Nouveau code électoral : la diaspora tranche

Le mouvement politique de la diaspora, « C’est le moment », a initié une conférence de presse, dite de vérité, ce jeudi 9 août 2018 à Ouagadougou. Les conférenciers du jour se sont étalés sur le nouveau code électoral. Ce qui ressort du reste, c’est qu’ils ne se sentent pas du tout lésés. Au contraire, ils l’accueillent avec les deux mains.

La diaspora burkinabè estime que tous ses droits sont reconnus, respectés et pris en compte par le nouveau code électoral voté par l’Assemblée nationale le 30 juillet dernier. Pour arrêter ces polémiques stériles, le mouvement politique, « C’est le moment », représenté par la diaspora ivoirienne, ghanéenne et celle des USA, est monté au créneau ce jeudi 9 juillet 2018, pour donner sa part vérité.

« Nous ne rejetons pas systématiquement les interventions des uns et des autres pour que les droits des burkinabè de la diaspora soient respectés mais nous récusons et rejetons avec la dernière énergie toute tentative de récupération politicienne de nos acquis par la lutte depuis des années », lance d’entrée Moumouni Pograwa, Président du mouvement, section Côte d’Ivoire.

M Pograwa soutient que ce débat est sans intérêt et n’a pour but que de diviser davantage la diaspora qui est pourtant en train de s’unir pour construire une force politique et c’est ce qui fait peur. En tout état de cause, le président du mouvement, « C’est le moment » , section de la Côte d’Ivoire indique que leur présence au Burkina, avec la délégation du Ghana, du Canada, des USA, a pour but de donner leur caution sur le nouveau code électoral. Pograwa et ses camarades, en faisant une courte histoire de la carte consulaire, font comprendre qu’ils l’ont décriée bien longtemps parce qu’elle n’est pas acceptée à cent pour cent. Cependant, compte tenu du fait qu’elle soit le seul papier, les burkinabè de la diaspora n’avaient d’autre choix que de se le procurer, affirme-t-il.
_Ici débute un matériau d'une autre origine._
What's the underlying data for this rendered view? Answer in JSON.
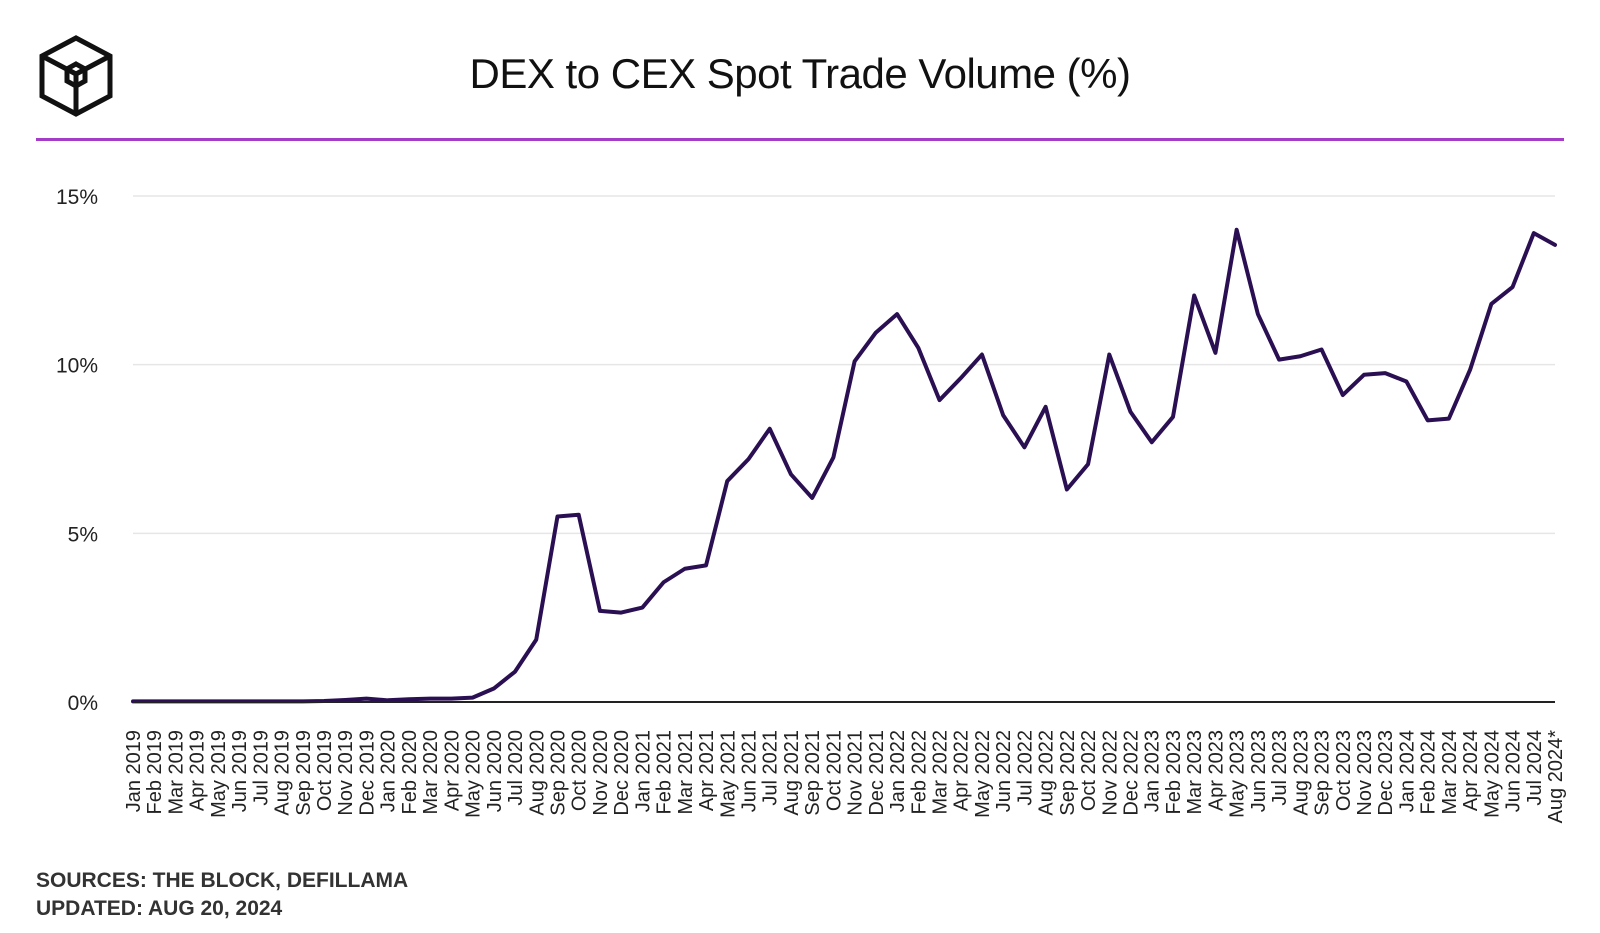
{
  "header": {
    "title": "DEX to CEX Spot Trade Volume (%)",
    "logo_icon": "cube-logo-icon"
  },
  "colors": {
    "accent_line": "#a43cc8",
    "series_line": "#2a0f52",
    "grid": "#e6e6e6",
    "baseline": "#222222"
  },
  "footer": {
    "sources": "SOURCES: THE BLOCK, DEFILLAMA",
    "updated": "UPDATED: AUG 20, 2024"
  },
  "chart_data": {
    "type": "line",
    "title": "DEX to CEX Spot Trade Volume (%)",
    "xlabel": "",
    "ylabel": "",
    "ylim": [
      0,
      15
    ],
    "yticks": [
      0,
      5,
      10,
      15
    ],
    "ytick_labels": [
      "0%",
      "5%",
      "10%",
      "15%"
    ],
    "grid": true,
    "legend": "none",
    "categories": [
      "Jan 2019",
      "Feb 2019",
      "Mar 2019",
      "Apr 2019",
      "May 2019",
      "Jun 2019",
      "Jul 2019",
      "Aug 2019",
      "Sep 2019",
      "Oct 2019",
      "Nov 2019",
      "Dec 2019",
      "Jan 2020",
      "Feb 2020",
      "Mar 2020",
      "Apr 2020",
      "May 2020",
      "Jun 2020",
      "Jul 2020",
      "Aug 2020",
      "Sep 2020",
      "Oct 2020",
      "Nov 2020",
      "Dec 2020",
      "Jan 2021",
      "Feb 2021",
      "Mar 2021",
      "Apr 2021",
      "May 2021",
      "Jun 2021",
      "Jul 2021",
      "Aug 2021",
      "Sep 2021",
      "Oct 2021",
      "Nov 2021",
      "Dec 2021",
      "Jan 2022",
      "Feb 2022",
      "Mar 2022",
      "Apr 2022",
      "May 2022",
      "Jun 2022",
      "Jul 2022",
      "Aug 2022",
      "Sep 2022",
      "Oct 2022",
      "Nov 2022",
      "Dec 2022",
      "Jan 2023",
      "Feb 2023",
      "Mar 2023",
      "Apr 2023",
      "May 2023",
      "Jun 2023",
      "Jul 2023",
      "Aug 2023",
      "Sep 2023",
      "Oct 2023",
      "Nov 2023",
      "Dec 2023",
      "Jan 2024",
      "Feb 2024",
      "Mar 2024",
      "Apr 2024",
      "May 2024",
      "Jun 2024",
      "Jul 2024",
      "Aug 2024*"
    ],
    "series": [
      {
        "values": [
          0.02,
          0.02,
          0.02,
          0.02,
          0.02,
          0.02,
          0.02,
          0.02,
          0.02,
          0.03,
          0.06,
          0.1,
          0.05,
          0.08,
          0.1,
          0.1,
          0.13,
          0.4,
          0.9,
          1.85,
          5.5,
          5.55,
          2.7,
          2.65,
          2.8,
          3.55,
          3.95,
          4.05,
          6.55,
          7.2,
          8.1,
          6.75,
          6.05,
          7.25,
          10.1,
          10.95,
          11.5,
          10.5,
          8.95,
          9.6,
          10.3,
          8.5,
          7.55,
          8.75,
          6.3,
          7.05,
          10.3,
          8.6,
          7.7,
          8.45,
          12.05,
          10.35,
          14.0,
          11.5,
          10.15,
          10.25,
          10.45,
          9.1,
          9.7,
          9.75,
          9.5,
          8.35,
          8.4,
          9.85,
          11.8,
          12.3,
          13.9,
          13.55
        ]
      }
    ]
  }
}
Pour leur part, il proclame haut et fort que l’opposition ne sait pas de quoi elle parle, pire, elle se fourvoie, foi de Moumouni Pograwa. Le mouvement demande qu’on mette fin aux débats futiles et se concentre sur les vrais débats démocratiques. Pour ce qui est de la question de l’utilisation uniquement des ambassades et des consulats comme bureau de vote, de l’opérationnalisation du vote, des questions de facilitation, de délivrance des certificats et des CNIB, Ben Gaston Sawadogo, 1er vice-président de la section USA du mouvement, remercie le gouvernement pour ses mesures. Qu’à cela ne tienne, M. Sawadogo déclare que le mouvement n’est ni de l’opposition ni de la majorité. « Il est seulement intéressé par les droits de la diaspora ». C’est dans ce sens qu’il entend entreprendre des démarches qu’ils jugent républicaines auprès du gouvernement, de l’Assemblée Nationale et de la CENI. Ceci, pour mieux s’informer et comprendre les mécanismes qu’ils entendent mettre en place pour que chaque burkinabè enrôlé, puisse voter. Au demeurant, le mouvement « C’est le moment » , darde, au nom de la diaspora que ses droits sont reconnus, respectés et pris en compte par ce code électoral.